There are several mechanisms proposed to explain how red and processed meat intakes enhance colorectal neoplasm risk. Mutagens such as HCAs and PAHs are rich in red meat and processed meat formed during high temperatures or smoked foods.36 HCAs are potent mutagens in rodents5, 39 and have been associated with an increased risk of CRA in several epidemiologic studies.7, 16, 31 A large prospective cohort study, the European Prospective Investigation into Cancer and Nutrition–Heidelberg Study, found that individuals with a high intake of 2-amino-1-methyl-6-phenylimidazo [4,5-b]pyridine (PhIP), the most abundant dietary HCA, had a 47% higher risk of developing CRAs than did those with a low intake (RR = 1.47; 95% CI = 1.13–1.93; quartile 4 compared to quartile 1; p for trend = 0.002).7 Benzo(a)pyrene is one of the most potent PAH carcinogens in animal studies.40 Epidemiologic studies have directly investigated the association between dietary intake of PAHs and colorectal neoplasms and found a positive association between benzo(a)pyrene and CRA.41 The high saturated fat content of red and processed meat is also the proposed culprit for the increased risk of CRC in some studies,36 but not in other studies, including a recent meta-analysis, which showed no effect of saturated fat on colorectal carcinogenesis.42 A third hypothesis concerns heme iron and nonheme iron. Heme iron is primarily found in red meat and is more bioavailable than nonheme iron. Heme iron has been associated with the promotion of CRC in rodents and induction of oxidative DNA damage,43 as well as endogenous formation of carcinogenic N-nitroso compounds (NOCs).44 Additional NOC exposure may occur from intake of nitrate and nitrite, precursors to NOCs that are added to processed meat for both preservation and color.

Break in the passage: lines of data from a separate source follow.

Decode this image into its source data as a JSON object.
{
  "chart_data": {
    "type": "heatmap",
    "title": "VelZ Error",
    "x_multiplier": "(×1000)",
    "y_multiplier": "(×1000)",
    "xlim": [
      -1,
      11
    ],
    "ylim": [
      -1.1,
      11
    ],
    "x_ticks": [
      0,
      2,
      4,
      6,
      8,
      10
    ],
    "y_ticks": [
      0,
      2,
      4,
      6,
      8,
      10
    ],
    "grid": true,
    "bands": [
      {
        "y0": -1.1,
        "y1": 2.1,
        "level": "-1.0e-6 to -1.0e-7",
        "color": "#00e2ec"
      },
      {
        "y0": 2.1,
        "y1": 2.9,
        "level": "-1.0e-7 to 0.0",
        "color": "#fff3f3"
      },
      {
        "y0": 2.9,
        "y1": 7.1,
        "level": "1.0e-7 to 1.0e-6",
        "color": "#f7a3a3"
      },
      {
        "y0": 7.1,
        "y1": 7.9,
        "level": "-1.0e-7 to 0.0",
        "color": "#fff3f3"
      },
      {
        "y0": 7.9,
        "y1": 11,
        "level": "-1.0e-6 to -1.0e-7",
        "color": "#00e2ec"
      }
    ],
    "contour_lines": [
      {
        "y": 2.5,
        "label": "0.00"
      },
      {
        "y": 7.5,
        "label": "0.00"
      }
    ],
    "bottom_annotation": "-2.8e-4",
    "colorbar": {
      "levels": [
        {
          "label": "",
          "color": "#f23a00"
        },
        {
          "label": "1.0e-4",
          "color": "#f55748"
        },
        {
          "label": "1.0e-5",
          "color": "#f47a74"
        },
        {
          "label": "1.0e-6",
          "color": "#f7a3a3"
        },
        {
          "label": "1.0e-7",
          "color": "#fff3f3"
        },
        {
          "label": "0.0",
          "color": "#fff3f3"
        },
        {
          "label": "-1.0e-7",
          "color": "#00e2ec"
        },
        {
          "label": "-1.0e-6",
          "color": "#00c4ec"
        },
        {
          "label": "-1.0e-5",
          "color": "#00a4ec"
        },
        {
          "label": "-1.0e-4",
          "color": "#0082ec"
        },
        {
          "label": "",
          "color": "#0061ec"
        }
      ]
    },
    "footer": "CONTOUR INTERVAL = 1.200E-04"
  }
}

To date, intake of red and/or processed meat was found to be associated with increased CRC risk in a body of studies, including several meta-analyses.3, 45–49 More recently, data from 24 prospective studies of CRC showed increased risk of 17% per 100 g/day increased intake of red meat and 18% per 50 g/day increased intake of processed meat.3 Our data suggest somewhat stronger associations between red and processed meat intake and adenoma risk. However, the two findings are not comparable because our findings are based on the studies that mostly used a case–control design.

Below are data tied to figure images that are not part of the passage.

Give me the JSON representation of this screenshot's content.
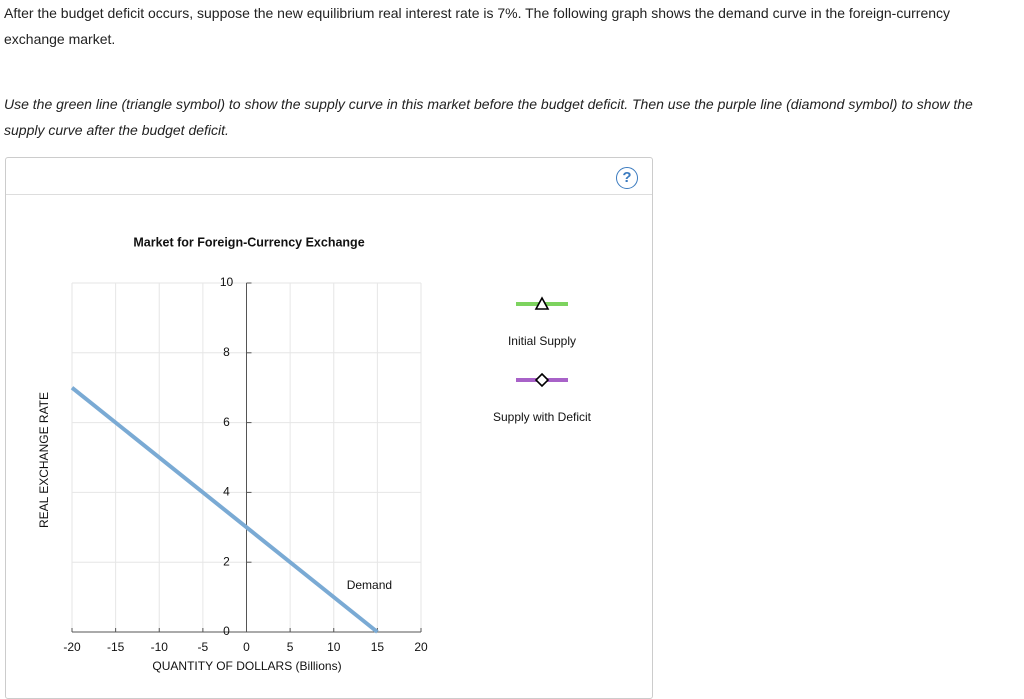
{
  "intro": "After the budget deficit occurs, suppose the new equilibrium real interest rate is 7%. The following graph shows the demand curve in the foreign-currency exchange market.",
  "instructions": "Use the green line (triangle symbol) to show the supply curve in this market before the budget deficit. Then use the purple line (diamond symbol) to show the supply curve after the budget deficit.",
  "help_icon": "?",
  "tools": [
    {
      "label": "Initial Supply",
      "color": "#7dd35f"
    },
    {
      "label": "Supply with Deficit",
      "color": "#a862c8"
    }
  ],
  "chart_data": {
    "type": "line",
    "title": "Market for Foreign-Currency Exchange",
    "x_label": "QUANTITY OF DOLLARS (Billions)",
    "y_label": "REAL EXCHANGE RATE",
    "xlim": [
      -20,
      20
    ],
    "ylim": [
      0,
      10
    ],
    "xticks": [
      -20,
      -15,
      -10,
      -5,
      0,
      5,
      10,
      15,
      20
    ],
    "yticks": [
      0,
      2,
      4,
      6,
      8,
      10
    ],
    "grid": true,
    "series": [
      {
        "name": "Demand",
        "color": "#7aaad4",
        "x": [
          -20,
          15
        ],
        "values": [
          7,
          0
        ]
      }
    ]
  }
}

In terms of developing CRC prevention strategies, knowledge of risk factors associated with early stages of malignant transformation is important. Although the magnitude of risk increase reported here is small at the individual level, given the high incidence and large burden of CRC, limiting the intake of red meat and processed meat in high meat consumers is of great public health significance with respect to CRC prevention. According to the report from WCRF/AICR in 2009, the preventability estimates for red meat intake and CRC were 5% in the United States and 7% in China; where 26 and 37% of the respective populations were estimated to consume more than 80 g/day of red meat.50 Dietary and lifestyle factors are usually interrelated, and it is likely that a change in a detrimental habit, such as high intake of red and processed meat, will be accompanied by other healthful changes.
In summary, our meta-analysis supports the hypothesis that high consumption of red and processed meat may increase the risk of CRA. Whether the association with red meat and/or processed meat consumption varies according to subsites or type of adenoma in the colorectum warrants further investigation.